The biggest thing is getting over the initial hump. At the start, there will be plenty of days that you just don’t want to do anything. You want to lie in bed, read a book, play a video game — basically just give up.

You have to fight through those feelings. Approach your work with an unstoppable determinism. Grind out the hours that are needed to turn you into a bonafide professional.

It sounds like a lot (and it is), but the reward at the end of the day is totally worth it.

Use Affiliate Sites

As you get better at whatever skill or small service you started selling (wordpress, graphic design, content writing etc.), you should look into increasing your ROI by leveraging affiliate sites.

You can slowly use the money from your services to fund your affiliate business and ultimately move away from it, as your affiliate sites begin to produce more income than your services. This was my initial plan, and it is a still good one. In fact, I still build affiliate sites as a “weekend warrior” kind of project.

A good place to begin is Amazon.
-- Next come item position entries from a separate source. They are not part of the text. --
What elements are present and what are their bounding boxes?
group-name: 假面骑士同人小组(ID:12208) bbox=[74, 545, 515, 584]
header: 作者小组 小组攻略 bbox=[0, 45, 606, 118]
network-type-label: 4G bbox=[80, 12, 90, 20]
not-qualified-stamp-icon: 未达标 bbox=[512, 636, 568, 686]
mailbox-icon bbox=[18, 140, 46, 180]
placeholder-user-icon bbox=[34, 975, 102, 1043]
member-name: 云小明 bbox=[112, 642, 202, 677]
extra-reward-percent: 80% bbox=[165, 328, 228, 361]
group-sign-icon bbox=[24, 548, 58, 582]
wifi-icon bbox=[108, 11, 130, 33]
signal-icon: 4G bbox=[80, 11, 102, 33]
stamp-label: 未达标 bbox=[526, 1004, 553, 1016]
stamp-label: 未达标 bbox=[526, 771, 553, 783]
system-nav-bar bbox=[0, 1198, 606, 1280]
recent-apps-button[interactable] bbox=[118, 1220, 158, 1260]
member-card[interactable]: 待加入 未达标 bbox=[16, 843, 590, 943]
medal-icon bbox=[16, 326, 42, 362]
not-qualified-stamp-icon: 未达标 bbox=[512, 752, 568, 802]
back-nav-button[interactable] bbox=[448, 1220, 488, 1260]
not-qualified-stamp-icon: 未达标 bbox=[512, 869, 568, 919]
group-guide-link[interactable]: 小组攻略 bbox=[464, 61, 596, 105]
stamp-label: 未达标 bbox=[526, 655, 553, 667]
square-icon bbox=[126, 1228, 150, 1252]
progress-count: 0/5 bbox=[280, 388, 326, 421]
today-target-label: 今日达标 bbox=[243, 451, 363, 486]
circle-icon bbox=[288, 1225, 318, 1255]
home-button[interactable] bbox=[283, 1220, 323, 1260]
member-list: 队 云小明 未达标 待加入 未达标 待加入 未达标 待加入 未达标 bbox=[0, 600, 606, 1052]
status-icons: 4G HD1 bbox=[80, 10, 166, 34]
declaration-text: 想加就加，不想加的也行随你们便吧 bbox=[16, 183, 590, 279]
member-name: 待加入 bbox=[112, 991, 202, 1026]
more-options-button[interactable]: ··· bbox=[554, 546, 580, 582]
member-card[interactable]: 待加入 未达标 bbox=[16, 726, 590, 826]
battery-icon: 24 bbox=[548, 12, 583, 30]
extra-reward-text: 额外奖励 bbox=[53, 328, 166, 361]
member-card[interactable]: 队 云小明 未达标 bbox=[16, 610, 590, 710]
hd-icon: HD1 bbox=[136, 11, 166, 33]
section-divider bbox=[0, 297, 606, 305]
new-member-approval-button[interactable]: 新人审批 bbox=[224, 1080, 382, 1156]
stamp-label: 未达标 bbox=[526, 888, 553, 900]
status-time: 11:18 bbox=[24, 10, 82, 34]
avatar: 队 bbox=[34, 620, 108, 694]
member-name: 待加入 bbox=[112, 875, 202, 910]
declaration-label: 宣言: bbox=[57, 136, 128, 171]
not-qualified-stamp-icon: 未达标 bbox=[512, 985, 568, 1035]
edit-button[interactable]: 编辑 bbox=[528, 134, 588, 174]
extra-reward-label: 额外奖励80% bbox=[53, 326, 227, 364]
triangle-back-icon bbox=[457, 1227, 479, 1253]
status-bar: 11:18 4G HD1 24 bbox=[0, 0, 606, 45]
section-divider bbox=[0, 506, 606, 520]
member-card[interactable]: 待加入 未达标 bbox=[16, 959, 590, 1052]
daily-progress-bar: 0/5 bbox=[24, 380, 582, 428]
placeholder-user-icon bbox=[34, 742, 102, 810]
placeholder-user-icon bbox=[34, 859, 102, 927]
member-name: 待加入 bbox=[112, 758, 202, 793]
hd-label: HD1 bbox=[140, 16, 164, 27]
It is super easy to understand, and it is a brand everyone trusts. This means you have to do minimal trust building with the people who visit your website. (For those brand new to this concept, my article explaining the Amazon affiliate business model might help.)

This kind of website is pretty simple to create. The entire business model can be based off writing content — reviews, buyer guides, etc., the entirety of which can be completely outsourced. For instance, you could use your profits from the small service to order content for an affiliate site, instead of writing it yourself.

Whether You Build or Buy — Work Hard

Since working with Empire Flippers, I’ve seen people buy and sell an incredible number of online businesses. I’ve interacted with a few of our customers who managed to replace their entire income by purchasing websites off our marketplace.

Buying a website cuts out a lot of the initial hurdles that building one from scratch entails.

Regardless of whether you stick with services, roll that money into building an affiliate site, or save up money to purchase one that is already making money, there is still one thing you have got to do.

You’ve got to work HARD!

I still work 10-12 hours a day, very often, but the difference is that I love it.

That’s coming from someone who can tell you with a straight face that I’m living the dream.

You can too, you’ve just got to work for it.

Remember the Power of Small Things

Small things can lead to huge things.

If you want to succeed and have a full time online career which allows you to become geographically free, start small. If you’re feeling stuck where you’re at, stick to completing those little tasks and don’t give up.

There are big digital entrepreneurs looking to train people as highly skilled workers for them, and they can teach you a ton through an apprentice-type program. You just need to find out who they are.

Leverage the connections you have, or make new ones by selling your small services.

Once the snowball gets going (which is the hardest part, by the way), don’t stop. Keep going until the thing turns into an avalanche — even if you had to start off with small projects that pay very little.

Those small things might just change your life.